I can’t remember a time when I was not reading one book or another about Hitler and World War II. To this very day, every year sees publication of one or more “non-fiction” books on these subjects. From “The Hunt for Zero Point,” “The Nazis and the Occult” to “The Spear of Destiny” to “Brotherhood of the Bell,” these books add some facts but mostly pose more questions than answers. Some of the books are sheer nonsense; some amateurish, some excellent journalism and some, such as Goodright-Clarke’s “The Occult Roots of Nazism” are brilliant academic treatments.
Still, more questions than answers. When I did get answers-they generated more questions. In the 1960s I read “Morning of the Magicians” by Pauwels and Bergier. This fascinating book generated so many ideas, not the least being thoughts about Hitler’s involvement with the occult. From that date I began to bring my general interest in Hitler to a focus. I read many biographies, especially any information I could find on his early life. Much was hidden during Hitler’s lifetime but as time went by more and more archives began to open. The tentative connections the young Hitler made, especially in Vienna, led in the direction of books on Guido von List, Lanz von Lebensfels and others whose roots lay in the busy occult world of early 19th century Germany.

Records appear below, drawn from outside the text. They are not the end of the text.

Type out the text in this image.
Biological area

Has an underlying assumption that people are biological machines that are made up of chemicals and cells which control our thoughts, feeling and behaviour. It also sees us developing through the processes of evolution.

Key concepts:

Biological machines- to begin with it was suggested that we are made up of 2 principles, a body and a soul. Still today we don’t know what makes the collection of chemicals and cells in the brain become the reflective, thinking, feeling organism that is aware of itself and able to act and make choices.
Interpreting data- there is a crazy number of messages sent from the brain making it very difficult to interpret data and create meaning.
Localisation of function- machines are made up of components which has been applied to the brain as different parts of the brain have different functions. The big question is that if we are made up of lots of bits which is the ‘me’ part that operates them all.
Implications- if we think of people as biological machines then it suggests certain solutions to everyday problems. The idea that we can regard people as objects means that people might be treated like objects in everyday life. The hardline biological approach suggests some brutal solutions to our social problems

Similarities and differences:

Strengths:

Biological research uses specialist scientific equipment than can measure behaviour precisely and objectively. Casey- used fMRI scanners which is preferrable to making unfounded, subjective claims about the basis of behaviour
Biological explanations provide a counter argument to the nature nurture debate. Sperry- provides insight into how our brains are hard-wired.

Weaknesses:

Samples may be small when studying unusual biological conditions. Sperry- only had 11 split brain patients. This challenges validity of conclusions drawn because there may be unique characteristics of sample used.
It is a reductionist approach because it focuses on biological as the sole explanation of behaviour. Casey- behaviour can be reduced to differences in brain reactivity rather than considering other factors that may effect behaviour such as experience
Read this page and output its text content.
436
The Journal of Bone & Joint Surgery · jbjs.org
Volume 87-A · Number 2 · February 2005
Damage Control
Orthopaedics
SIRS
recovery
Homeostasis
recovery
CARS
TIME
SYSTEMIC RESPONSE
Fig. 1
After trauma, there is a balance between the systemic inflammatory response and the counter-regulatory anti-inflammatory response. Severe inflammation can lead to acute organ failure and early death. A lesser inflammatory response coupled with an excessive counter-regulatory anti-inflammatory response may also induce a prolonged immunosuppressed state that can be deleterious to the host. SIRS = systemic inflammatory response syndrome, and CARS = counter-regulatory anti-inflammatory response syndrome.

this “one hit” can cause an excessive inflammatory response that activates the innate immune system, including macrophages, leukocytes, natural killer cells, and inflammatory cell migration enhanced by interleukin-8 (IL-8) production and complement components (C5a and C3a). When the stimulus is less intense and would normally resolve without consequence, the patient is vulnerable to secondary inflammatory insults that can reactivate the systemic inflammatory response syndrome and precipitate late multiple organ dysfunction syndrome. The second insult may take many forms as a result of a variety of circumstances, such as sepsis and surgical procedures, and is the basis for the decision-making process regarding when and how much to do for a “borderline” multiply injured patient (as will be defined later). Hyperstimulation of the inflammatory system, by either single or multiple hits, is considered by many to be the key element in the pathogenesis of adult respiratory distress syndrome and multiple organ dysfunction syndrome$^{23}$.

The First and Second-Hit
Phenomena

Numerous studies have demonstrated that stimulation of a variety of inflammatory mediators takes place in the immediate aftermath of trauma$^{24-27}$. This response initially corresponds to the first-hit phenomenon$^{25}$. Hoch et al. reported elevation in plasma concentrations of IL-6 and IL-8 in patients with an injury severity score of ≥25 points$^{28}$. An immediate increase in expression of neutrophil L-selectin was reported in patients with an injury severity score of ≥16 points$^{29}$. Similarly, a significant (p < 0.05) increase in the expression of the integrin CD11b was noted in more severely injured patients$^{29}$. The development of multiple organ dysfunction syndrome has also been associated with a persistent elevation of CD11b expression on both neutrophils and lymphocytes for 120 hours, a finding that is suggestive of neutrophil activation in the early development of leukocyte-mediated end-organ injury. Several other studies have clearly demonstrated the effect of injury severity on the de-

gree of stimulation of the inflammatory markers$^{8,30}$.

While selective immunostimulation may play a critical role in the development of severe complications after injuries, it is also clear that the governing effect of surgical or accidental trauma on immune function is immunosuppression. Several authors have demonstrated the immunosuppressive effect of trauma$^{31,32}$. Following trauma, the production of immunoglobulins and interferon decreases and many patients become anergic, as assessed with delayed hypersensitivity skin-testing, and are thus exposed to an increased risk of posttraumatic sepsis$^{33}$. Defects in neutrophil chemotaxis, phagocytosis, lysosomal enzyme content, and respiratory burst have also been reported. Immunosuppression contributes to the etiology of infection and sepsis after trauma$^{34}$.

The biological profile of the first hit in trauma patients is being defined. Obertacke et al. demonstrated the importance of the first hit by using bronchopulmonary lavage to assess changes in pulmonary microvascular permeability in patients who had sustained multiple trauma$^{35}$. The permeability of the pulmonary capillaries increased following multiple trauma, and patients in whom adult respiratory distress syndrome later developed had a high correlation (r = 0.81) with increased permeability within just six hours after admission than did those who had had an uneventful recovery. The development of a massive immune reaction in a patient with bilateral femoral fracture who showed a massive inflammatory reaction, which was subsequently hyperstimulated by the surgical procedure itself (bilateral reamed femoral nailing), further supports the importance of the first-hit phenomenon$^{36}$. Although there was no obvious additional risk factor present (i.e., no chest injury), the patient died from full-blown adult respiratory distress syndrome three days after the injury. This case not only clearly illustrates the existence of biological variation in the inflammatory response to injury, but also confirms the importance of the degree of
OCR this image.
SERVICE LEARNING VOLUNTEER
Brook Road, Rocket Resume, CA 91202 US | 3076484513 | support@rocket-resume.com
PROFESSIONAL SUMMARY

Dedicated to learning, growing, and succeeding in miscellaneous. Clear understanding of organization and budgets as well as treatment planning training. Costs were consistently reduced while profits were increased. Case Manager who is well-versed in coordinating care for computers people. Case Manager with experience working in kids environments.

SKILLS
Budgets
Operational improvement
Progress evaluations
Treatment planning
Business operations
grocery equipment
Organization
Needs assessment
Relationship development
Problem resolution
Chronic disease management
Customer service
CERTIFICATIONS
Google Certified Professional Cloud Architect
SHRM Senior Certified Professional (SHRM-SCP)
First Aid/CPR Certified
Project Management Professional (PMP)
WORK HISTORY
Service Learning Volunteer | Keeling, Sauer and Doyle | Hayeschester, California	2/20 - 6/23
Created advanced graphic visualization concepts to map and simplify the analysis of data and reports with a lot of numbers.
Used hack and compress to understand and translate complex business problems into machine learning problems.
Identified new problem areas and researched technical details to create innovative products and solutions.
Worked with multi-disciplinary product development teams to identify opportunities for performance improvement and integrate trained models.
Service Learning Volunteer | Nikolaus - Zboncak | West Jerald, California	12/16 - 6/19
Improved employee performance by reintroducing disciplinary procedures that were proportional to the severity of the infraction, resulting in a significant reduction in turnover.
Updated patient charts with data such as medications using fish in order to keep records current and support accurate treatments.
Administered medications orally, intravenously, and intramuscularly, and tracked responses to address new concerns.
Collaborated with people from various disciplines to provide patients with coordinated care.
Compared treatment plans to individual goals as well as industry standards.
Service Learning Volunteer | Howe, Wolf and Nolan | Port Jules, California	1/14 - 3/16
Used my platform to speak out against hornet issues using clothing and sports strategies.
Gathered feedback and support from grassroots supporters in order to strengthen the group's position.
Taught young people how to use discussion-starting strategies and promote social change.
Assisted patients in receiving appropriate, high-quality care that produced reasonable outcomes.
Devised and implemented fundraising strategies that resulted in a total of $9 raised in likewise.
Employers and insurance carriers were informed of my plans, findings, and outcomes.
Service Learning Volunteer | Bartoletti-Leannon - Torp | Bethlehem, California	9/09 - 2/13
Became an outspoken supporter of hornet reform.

A parallel interest was the development of German technology during the Nazi regime. There’s no doubt the Germans were open-minded when it came to science, medicine and technology. Very open-minded. As a result, Germany made great advances in practical and theoretical fronts. So much so that even today we owe much to the foundations laid by wartime German researchers. From rocketry to synthetic oil, the Allies reaped a rich harvest from the ashes of German universities and research labs. Then, there were the still prevailing mysteries-fabulous technologies that disappeared with the Nazi scientists-they still haunt the fringe elements of society today…Zero Point Energy, Time travel, Die Glocke…the subject spark vigorous debate throughout the Internet and elsewhere.
In 1995 this research began to coalesce into the concept for a fictional book that brings all these disparate elements together in one compelling story. And so the idea for “The Watch” was born.
In posts that follow, I explore this research and also discuss the process of building the narrative and the characters that populate the novel.